Optionally, an FOB cart setup could also be incorporated as part of a more complete DA cart that includes items needed to follow the DA algorithm. Among other items, a DA cart should contain a VL and screen, SGAs, intubating SGAs, ETT introducer/exchangers,62,63 and percutaneous airway rescue sets.
C Ancillary Equipment
1 Bronchoscopy Swivel Adapters and Endoscopy Masks
Bronchoscopy swivel adapters have the capacity to rotate when placed between the ventilating system and a mask, SGA, or ETT. They look like elbow adapters but are equipped with a “flip-cap port” covering a diaphragm with a central opening (Fig. 19-8). This permits passage of an FOB with virtually no leak during use of the continuous ventilation system on a patient.

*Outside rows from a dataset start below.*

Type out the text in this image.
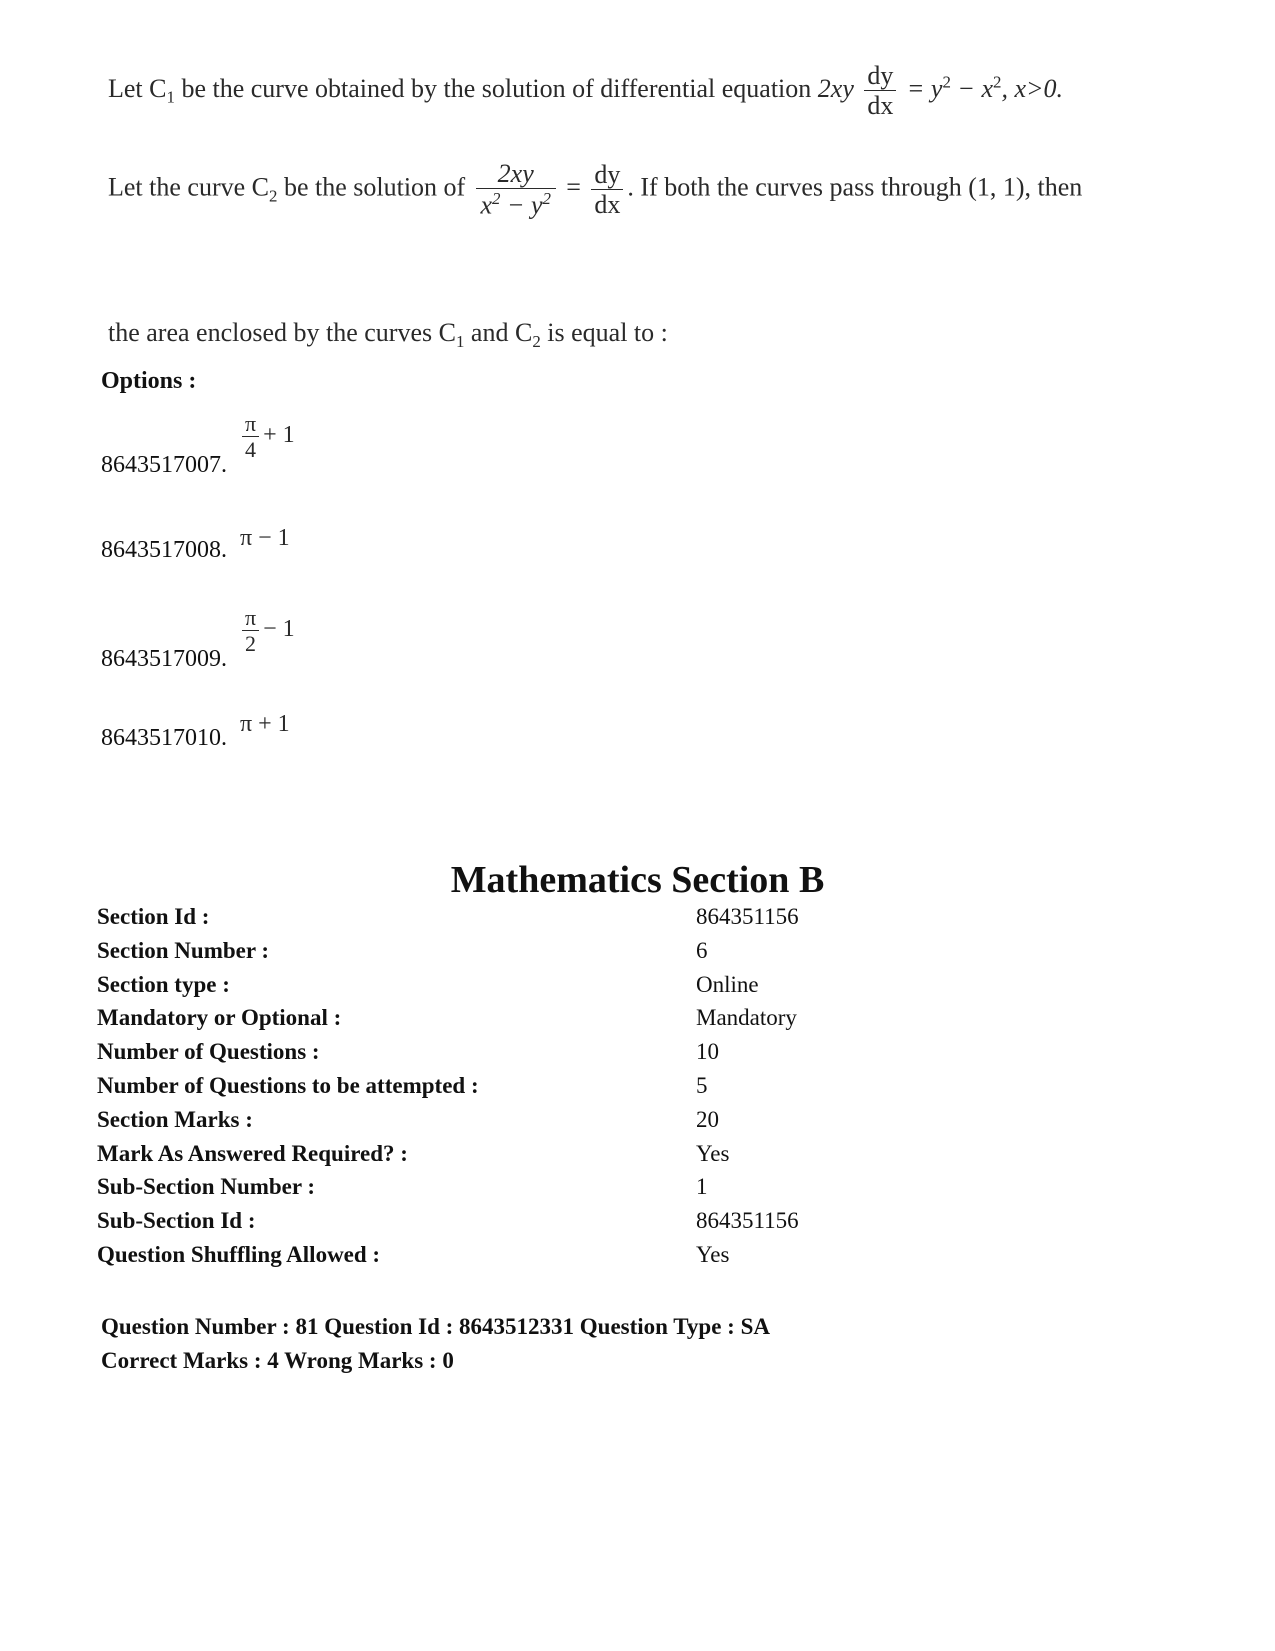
Let $C_1$ be the curve obtained by the solution of differential equation $2xy \frac{dy}{dx} = y^2 - x^2$, x>0.
Let the curve $C_2$ be the solution of $\frac{2xy}{x^2 - y^2} = \frac{dy}{dx}$ . If both the curves pass through (1, 1), then
the area enclosed by the curves $C_1$ and $C_2$ is equal to :
Options :
8643517007.
$\frac{\pi}{4} + 1$
8643517008. π − 1
8643517009.
$\frac{\pi}{2} - 1$
8643517010.
π + 1
Mathematics Section B
Section Id :	864351156
Section Number :	6
Section type :	Online
Mandatory or Optional :	Mandatory
Number of Questions :	10
Number of Questions to be attempted :	5
Section Marks :	20
Mark As Answered Required? :	Yes
Sub-Section Number :	1
Sub-Section Id :	864351156
Question Shuffling Allowed :	Yes
Question Number : 81 Question Id : 8643512331 Question Type : SA
Correct Marks : 4 Wrong Marks : 0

Endoscopy masks differ from regular masks by having at least one larger additional opening whose function is similar to that of a bronchoscopy swivel adapter port (Fig. 19-9). The opening permits both FOB and ETT passage for intubation during continuous mask ventilation. Some masks have recessed one-way, valve-like openings for FOB and ETT entry.
2 Intubating Oral Airways
Intubating oral airways (IOAs) are often used in unconscious patients or in the topically anesthetized oropharynx of awake patients to act as a conduit through which an FOB is inserted for oral intubation (Fig. 19-10). It is extremely useful when an assistant holds the IOA midline throughout the intubation procedure. These airways should not be jammed fully into the patient if they seem too large for smaller mouth openings. If no IOA is used secondary to inadequate mouth opening or endoscopist preference, a bite block should be placed between the molars or incisors to prevent FOB injury.